Datacurve, a Y Combinator-backed startup focused on building advanced datasets for AI and software development, has closed a $15 million Series A round led by Chemistry. This fresh capital follows an earlier $2.7 million seed raise, bringing the company’s total funding to around $17.7 million.
Founded by Serena Ge and Charley Lee, Datacurve aims to solve a critical bottleneck in AI training: obtaining complex, real-world data that goes beyond simple training sets. The company’s platform produces research-grade coding challenges, debugging tasks, and private repository benchmarks designed to help AI models improve reasoning, problem-solving, and coding performance.
Datacurve’s unique bounty-based contributor system, Shipd, engages top engineers, including talent from DeepMind, OpenAI, Anthropic, and Vercel, to submit high-quality datasets through structured challenges.
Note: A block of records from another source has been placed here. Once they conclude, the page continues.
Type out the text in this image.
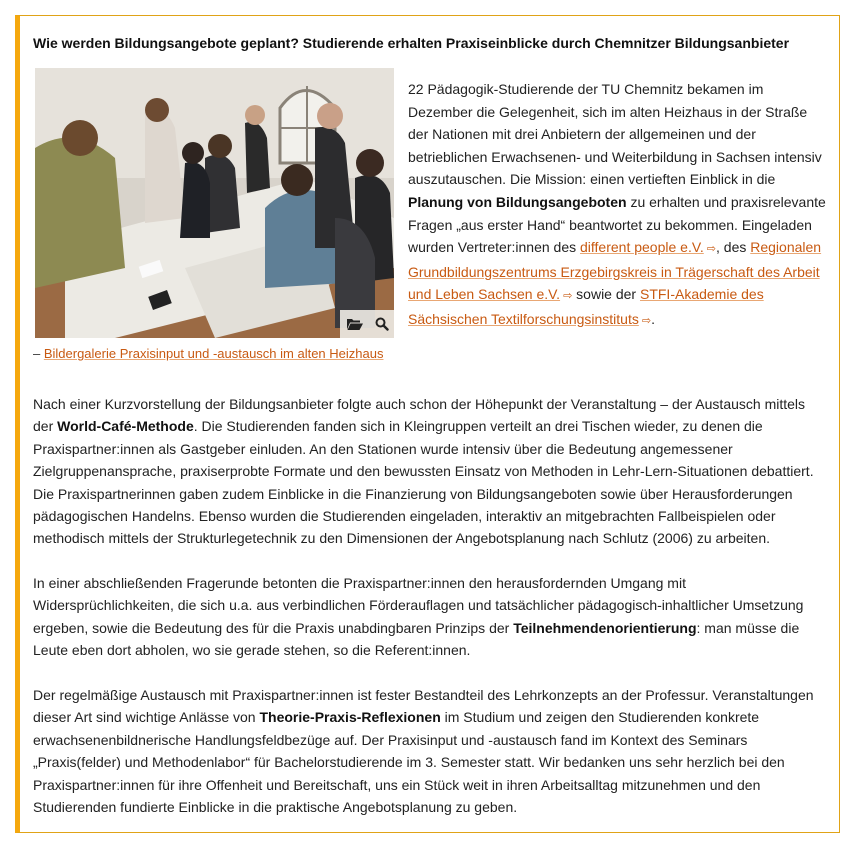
Wie werden Bildungsangebote geplant? Studierende erhalten Praxiseinblicke durch Chemnitzer Bildungsanbieter
– Bildergalerie Praxisinput und -austausch im alten Heizhaus

22 Pädagogik-Studierende der TU Chemnitz bekamen im Dezember die Gelegenheit, sich im alten Heizhaus in der Straße der Nationen mit drei Anbietern der allgemeinen und der betrieblichen Erwachsenen- und Weiterbildung in Sachsen intensiv auszutauschen. Die Mission: einen vertieften Einblick in die Planung von Bildungsangeboten zu erhalten und praxisrelevante Fragen „aus erster Hand“ beantwortet zu bekommen. Eingeladen wurden Vertreter:innen des different people e.V. ⇨, des Regionalen Grundbildungszentrums Erzgebirgskreis in Trägerschaft des Arbeit und Leben Sachsen e.V. ⇨ sowie der STFI-Akademie des Sächsischen Textilforschungsinstituts ⇨.

Nach einer Kurzvorstellung der Bildungsanbieter folgte auch schon der Höhepunkt der Veranstaltung – der Austausch mittels der World-Café-Methode. Die Studierenden fanden sich in Kleingruppen verteilt an drei Tischen wieder, zu denen die Praxispartner:innen als Gastgeber einluden. An den Stationen wurde intensiv über die Bedeutung angemessener Zielgruppenansprache, praxiserprobte Formate und den bewussten Einsatz von Methoden in Lehr-Lern-Situationen debattiert. Die Praxispartnerinnen gaben zudem Einblicke in die Finanzierung von Bildungsangeboten sowie über Herausforderungen pädagogischen Handelns. Ebenso wurden die Studierenden eingeladen, interaktiv an mitgebrachten Fallbeispielen oder methodisch mittels der Strukturlegetechnik zu den Dimensionen der Angebotsplanung nach Schlutz (2006) zu arbeiten.

In einer abschließenden Fragerunde betonten die Praxispartner:innen den herausfordernden Umgang mit Widersprüchlichkeiten, die sich u.a. aus verbindlichen Förderauflagen und tatsächlicher pädagogisch-inhaltlicher Umsetzung ergeben, sowie die Bedeutung des für die Praxis unabdingbaren Prinzips der Teilnehmendenorientierung: man müsse die Leute eben dort abholen, wo sie gerade stehen, so die Referent:innen.

Der regelmäßige Austausch mit Praxispartner:innen ist fester Bestandteil des Lehrkonzepts an der Professur. Veranstaltungen dieser Art sind wichtige Anlässe von Theorie-Praxis-Reflexionen im Studium und zeigen den Studierenden konkrete erwachsenenbildnerische Handlungsfeldbezüge auf. Der Praxisinput und -austausch fand im Kontext des Seminars „Praxis(felder) und Methodenlabor“ für Bachelorstudierende im 3. Semester statt. Wir bedanken uns sehr herzlich bei den Praxispartner:innen für ihre Offenheit und Bereitschaft, uns ein Stück weit in ihren Arbeitsalltag mitzunehmen und den Studierenden fundierte Einblicke in die praktische Angebotsplanung zu geben.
To date, Shipd has distributed over $1 million in bounties, creating an incentive-driven marketplace for valuable data contributions.
“We treat this as a consumer product, not a data labelling operation,” said Serena Ge, co-founder and CEO. “We spend a lot of time optimising the experience to attract and retain the engineers whose contributions matter most.”
With AI models becoming increasingly sophisticated, the need for more nuanced post-training datasets is growing rapidly. Datacurve’s data fills this gap by providing evaluation and fine-tuning resources essential for real-world model performance improvements.
Looking ahead, Ge and Lee plan to scale their team and platform further, with ambitions to extend beyond code data into sectors like finance, marketing, and healthcare.